Paul Liebrandt Ages a Decade in Sally Rowe’s HBO Documentary

114565232 Paul Liebrandt Ages a Decade in Sally Rowes HBO Documentary“Ten years is a long time–and growing up in one hour and eight minutes is very compressed,” said the Corton chef Paul Liebrandt of the documentary about his career. Sally Rowe’s new documentary A Matter of Taste: Serving Up Paul Liebrandt, shot over nine years (it begins in 2001), is to debut on June 13 after a run at this year’s Tribeca Film Festival. “When I was younger–I had maybe a little less experience in the ways of the world. Seeing yourself that way is interesting. Most people don’t get to.”
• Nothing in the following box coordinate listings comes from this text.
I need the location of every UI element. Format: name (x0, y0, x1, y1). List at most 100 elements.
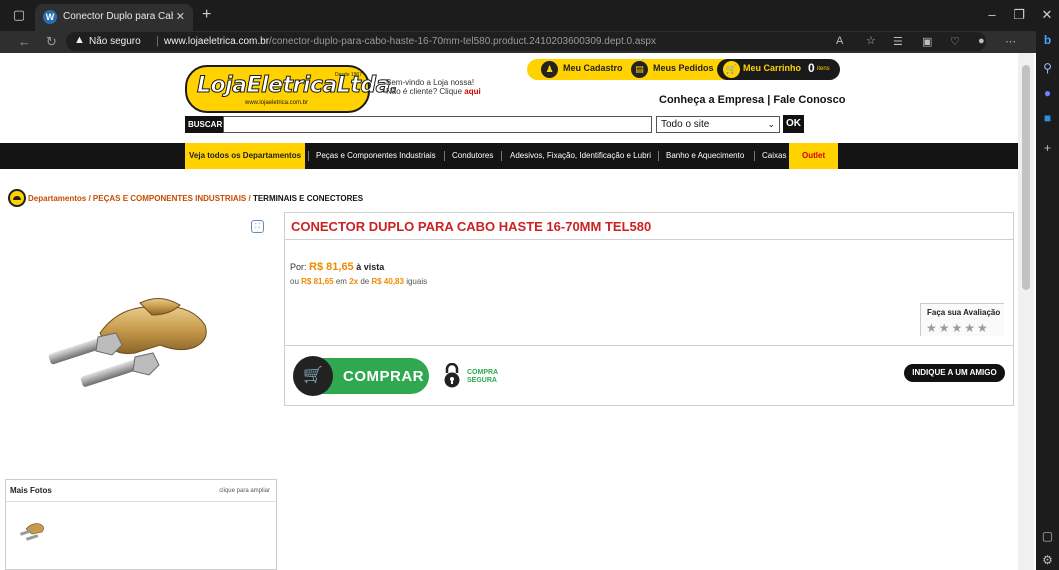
dept-all[interactable]: Veja todos os Departamentos (185, 143, 306, 169)
extensions-icon[interactable]: ♡ (950, 35, 960, 48)
new-tab-icon[interactable]: + (202, 6, 211, 24)
site-favicon-icon: W (43, 10, 57, 24)
sidebar-settings-icon[interactable]: ⚙ (1040, 553, 1055, 568)
rating-stars[interactable]: ★★★★★ (926, 321, 990, 335)
department-bar: Veja todos os Departamentos Peças e Comp… (0, 143, 1018, 169)
product-title: CONECTOR DUPLO PARA CABO HASTE 16-70MM T… (291, 219, 652, 234)
profile-icon[interactable]: ● (978, 35, 985, 47)
close-tab-icon[interactable]: ✕ (176, 10, 185, 23)
browser-tab-bar: ▢ W Conector Duplo para Cabo Haste ✕ + –… (0, 0, 1059, 31)
site-logo[interactable]: LojaEletricaLtda. www.lojaeletrica.com.b… (185, 65, 399, 113)
dept-conductors[interactable]: Condutores (452, 143, 493, 169)
search-controls: Todo o site ⌄ OK (223, 115, 839, 133)
breadcrumb: Departamentos / PEÇAS E COMPONENTES INDU… (8, 189, 363, 208)
dept-divider (754, 151, 755, 161)
buy-button[interactable]: 🛒 COMPRAR (293, 356, 429, 396)
recommend-button[interactable]: INDIQUE A UM AMIGO (904, 364, 1005, 382)
more-options-icon[interactable]: ⋯ (1005, 35, 1016, 48)
favorite-star-icon[interactable]: ☆ (866, 34, 876, 47)
dept-boxes[interactable]: Caixas (762, 143, 786, 169)
search-input[interactable] (223, 116, 652, 133)
user-icon: ♟ (541, 61, 558, 78)
price-suffix: à vista (356, 262, 385, 272)
welcome-question: Não é cliente? Clique (386, 87, 463, 96)
zoom-icon[interactable]: ⛶ (251, 220, 264, 233)
inst-total: R$ 81,65 (301, 277, 334, 286)
register-link[interactable]: aqui (464, 87, 480, 96)
more-photos-header: Mais Fotos clique para ampliar (6, 480, 276, 502)
dept-divider (658, 151, 659, 161)
url-field[interactable]: ▲ Não seguro | www.lojaeletrica.com.br/c… (66, 32, 986, 51)
dept-divider (308, 151, 309, 161)
dept-industrial-parts[interactable]: Peças e Componentes Industriais (316, 143, 436, 169)
browser-sidebar: b ⚲ ● ■ + ▢ ⚙ (1036, 31, 1059, 570)
inst-count: 2x (349, 277, 359, 286)
rating-label: Faça sua Avaliação (927, 308, 1001, 317)
inst-value: R$ 40,83 (371, 277, 404, 286)
collections-icon[interactable]: ▣ (922, 35, 932, 48)
breadcrumb-current[interactable]: TERMINAIS E CONECTORES (253, 194, 363, 203)
cart-link[interactable]: 🛒 Meu Carrinho 0 itens (717, 59, 840, 80)
my-account-link[interactable]: Meu Cadastro (563, 63, 623, 73)
inst-suffix: iguais (406, 277, 428, 286)
tab-title: Conector Duplo para Cabo Haste (63, 11, 173, 22)
url-path: /conector-duplo-para-cabo-haste-16-70mm-… (269, 36, 656, 47)
sidebar-add-icon[interactable]: + (1040, 141, 1055, 156)
product-thumbnail[interactable] (18, 519, 48, 543)
url-domain: www.lojaeletrica.com.br (164, 36, 270, 47)
copilot-icon[interactable]: b (1040, 33, 1055, 48)
cart-label: Meu Carrinho (743, 63, 802, 73)
refresh-icon[interactable]: ↻ (46, 34, 57, 50)
web-page: LojaEletricaLtda. www.lojaeletrica.com.b… (0, 53, 1018, 570)
favorites-bar-icon[interactable]: ☰ (893, 35, 903, 48)
close-window-icon[interactable]: ✕ (1040, 8, 1054, 22)
cart-icon: 🛒 (723, 61, 740, 78)
dept-adhesives[interactable]: Adesivos, Fixação, Identificação e Lubri (510, 143, 651, 169)
secure-line-2: SEGURA (467, 377, 497, 384)
search-scope-select[interactable]: Todo o site ⌄ (656, 116, 780, 133)
sidebar-search-icon[interactable]: ⚲ (1040, 61, 1055, 76)
search-bar: BUSCAR: Todo o site ⌄ OK (185, 115, 839, 133)
dept-divider (444, 151, 445, 161)
more-photos-title: Mais Fotos (10, 486, 52, 495)
cart-icon: 🛒 (293, 356, 333, 396)
buy-row: 🛒 COMPRAR COMPRA SEGURA INDIQUE A UM AMI… (285, 345, 1013, 405)
rating-widget[interactable]: Faça sua Avaliação ★★★★★ (920, 303, 1004, 336)
more-photos-panel: Mais Fotos clique para ampliar (5, 479, 277, 570)
inst-mid1: em (335, 277, 347, 286)
more-photos-hint: clique para ampliar (219, 488, 270, 494)
home-icon[interactable] (8, 189, 26, 207)
secure-purchase-badge: COMPRA SEGURA (443, 363, 523, 391)
read-aloud-icon[interactable]: A (836, 35, 843, 47)
scrollbar-thumb[interactable] (1022, 65, 1030, 290)
product-image[interactable] (40, 285, 240, 400)
restore-icon[interactable]: ❐ (1012, 8, 1026, 22)
installments-info: ou R$ 81,65 em 2x de R$ 40,83 iguais (290, 277, 427, 286)
search-ok-button[interactable]: OK (783, 115, 804, 133)
price-value: R$ 81,65 (309, 261, 354, 273)
sidebar-hide-icon[interactable]: ▢ (1040, 529, 1055, 544)
secure-purchase-text: COMPRA SEGURA (467, 369, 498, 385)
search-label: BUSCAR: (185, 116, 225, 133)
chevron-down-icon: ⌄ (767, 119, 775, 129)
account-nav: ♟ Meu Cadastro ▤ Meus Pedidos 🛒 Meu Carr… (527, 59, 840, 80)
logo-since: Desde 1967 (335, 72, 362, 78)
browser-tab[interactable]: W Conector Duplo para Cabo Haste ✕ (35, 4, 193, 31)
company-links[interactable]: Conheça a Empresa | Fale Conosco (659, 94, 845, 106)
secure-line-1: COMPRA (467, 369, 499, 376)
dept-outlet[interactable]: Outlet (789, 143, 839, 169)
my-orders-link[interactable]: Meus Pedidos (653, 63, 714, 73)
dept-bath-heating[interactable]: Banho e Aquecimento (666, 143, 744, 169)
page-scrollbar[interactable] (1018, 53, 1034, 570)
url-separator: | (156, 35, 159, 47)
minimize-icon[interactable]: – (985, 8, 999, 22)
search-scope-value: Todo o site (661, 119, 710, 130)
breadcrumb-departments[interactable]: Departamentos / PEÇAS E COMPONENTES INDU… (28, 194, 251, 203)
window-menu-icon[interactable]: ▢ (12, 8, 26, 22)
security-status: Não seguro (89, 36, 141, 47)
back-icon[interactable]: ← (18, 34, 31, 49)
welcome-message: Bem-vindo a Loja nossa! Não é cliente? C… (386, 78, 481, 96)
sidebar-outlook-icon[interactable]: ■ (1040, 111, 1055, 126)
product-info-box: CONECTOR DUPLO PARA CABO HASTE 16-70MM T… (284, 212, 1014, 406)
sidebar-games-icon[interactable]: ● (1040, 86, 1055, 101)
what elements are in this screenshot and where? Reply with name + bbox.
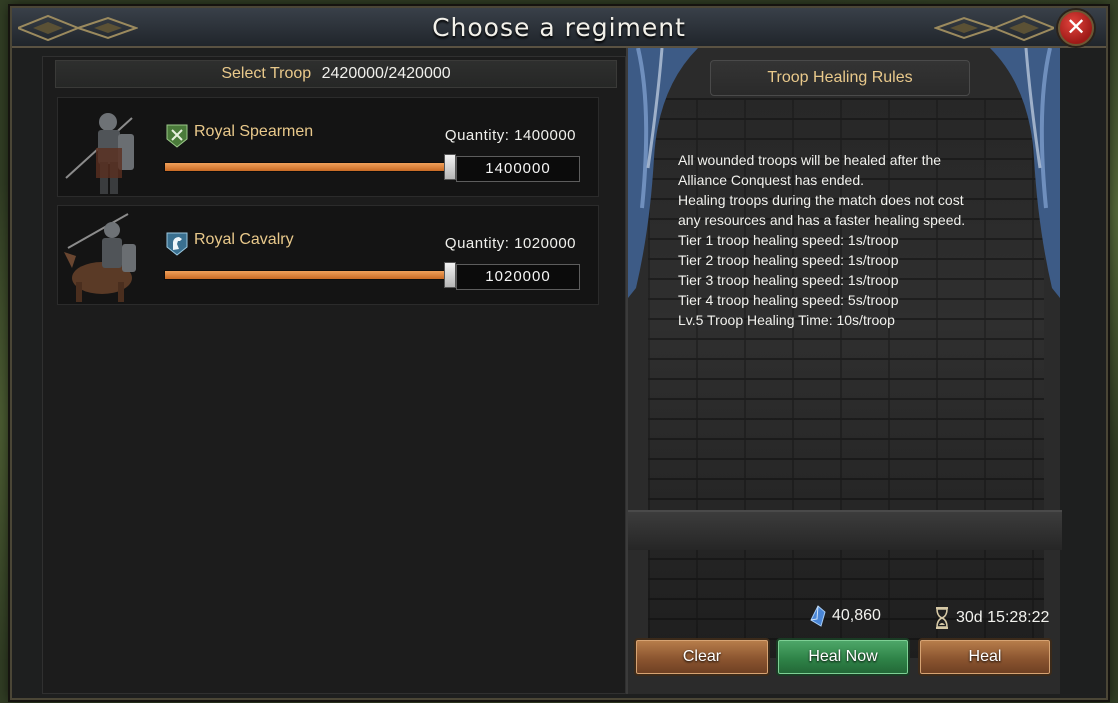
dialog-title: Choose a regiment (432, 13, 686, 42)
troop-row-cavalry[interactable]: Royal Cavalry Quantity: 1020000 1020000 (57, 205, 599, 305)
troop-quantity: Quantity: 1020000 (444, 235, 576, 252)
heal-now-button[interactable]: Heal Now (776, 638, 910, 676)
rules-text: All wounded troops will be healed after … (678, 150, 1018, 330)
regiment-dialog: Choose a regiment ✕ Select Troop 2420000… (10, 6, 1108, 700)
stone-ledge (628, 510, 1062, 550)
troop-list-panel: Select Troop 2420000/2420000 Royal Spear… (42, 56, 626, 694)
slider-handle[interactable] (444, 154, 456, 180)
heal-timer: 30d 15:28:22 (934, 606, 1049, 630)
clear-button[interactable]: Clear (634, 638, 770, 676)
quantity-input[interactable]: 1400000 (456, 156, 580, 182)
slider-handle[interactable] (444, 262, 456, 288)
ornament-left-icon (18, 14, 138, 42)
rules-line: Tier 3 troop healing speed: 1s/troop (678, 272, 899, 288)
gem-count: 40,860 (832, 607, 881, 624)
ornament-right-icon (934, 14, 1054, 42)
rules-line: Lv.5 Troop Healing Time: 10s/troop (678, 312, 895, 328)
gem-balance: 40,860 (810, 604, 881, 628)
timer-value: 30d 15:28:22 (956, 609, 1050, 626)
slider-fill (165, 271, 449, 279)
gem-icon (810, 604, 826, 627)
quantity-input[interactable]: 1020000 (456, 264, 580, 290)
title-bar: Choose a regiment ✕ (12, 8, 1106, 48)
healing-rules-panel: Troop Healing Rules All wounded troops w… (626, 48, 1062, 694)
select-troop-label: Select Troop (221, 65, 312, 82)
select-troop-count: 2420000/2420000 (321, 65, 451, 82)
rules-line: Healing troops during the match does not… (678, 192, 966, 228)
close-button[interactable]: ✕ (1058, 10, 1094, 46)
rules-line: All wounded troops will be healed after … (678, 152, 942, 188)
quantity-slider[interactable] (164, 162, 450, 172)
troop-name: Royal Cavalry (194, 231, 294, 248)
horse-badge-icon (166, 232, 188, 256)
troop-row-spearmen[interactable]: Royal Spearmen Quantity: 1400000 1400000 (57, 97, 599, 197)
spearman-portrait-icon (65, 113, 134, 194)
rules-line: Tier 2 troop healing speed: 1s/troop (678, 252, 899, 268)
troop-quantity: Quantity: 1400000 (444, 127, 576, 144)
select-troop-header: Select Troop 2420000/2420000 (55, 60, 617, 88)
rules-title: Troop Healing Rules (710, 60, 970, 96)
rules-line: Tier 4 troop healing speed: 5s/troop (678, 292, 899, 308)
troop-name: Royal Spearmen (194, 123, 314, 140)
quantity-slider[interactable] (164, 270, 450, 280)
slider-fill (165, 163, 449, 171)
hourglass-icon (936, 606, 948, 629)
rules-line: Tier 1 troop healing speed: 1s/troop (678, 232, 899, 248)
spear-badge-icon (166, 124, 188, 148)
heal-button[interactable]: Heal (918, 638, 1052, 676)
cavalry-portrait-icon (64, 213, 136, 302)
close-icon: ✕ (1065, 13, 1087, 41)
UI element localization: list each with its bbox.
Mr. Liebrandt’s molecular-gastronomical inventiveness–at one point in the film, he ladles out a duck’s-blood sauce, and later converts vodka tonics into jellified bubbles–made him a particularly well-suited candidate for documentary coverage. “When we first started filming,” said Ms. Rowe, “I was going to do a broader film about many chefs, but nobody else’s food stood up to filming. His food translates on film really well.” Not since Julie & Julia has sauce felt so much like a cinematic character.

Ms. Rowe and Mr. Liebrandt got along well over the years of shooting–the film begins with an early-twenties Mr. Liebrandt, who quits his job at a downmarket restaurant because he is “tired of flipping burgers” and struggles for years to find a place of his own in New York’s dining firmament. “Kitchens are a tough place to shoot,” said Ms. Rowe. “They’re hot, they’re noisy–and there were times when it was hard or stressful for Paul, if he had a reviewer coming in”–the film culminates in Frank Bruni’s review of Corton being published in the New York Times–”he’d say, ‘You guys, I can’t.’”

“Sally’s a friend,” said Mr. Liebrandt. “It didn’t take away from what we were doing. She’s very courteous. She was filming a real business–it wasn’t a reality TV show.” As for what he thought of less finely wrought portrayals of chefs on reality television, Mr. Liebrandt said, “Everybody’s entitled to do whatever they want in life.” And, asked about younger chefs who may now be facing the challenges he faces in the early, ten-years-ago portion of the film, Mr. Liebrandt said, “I’m not in the habit of giving advice, people have to live their own life.  But I think the movie conveys the realities of the business accurately. It’s a marathon, not a hundred meters.”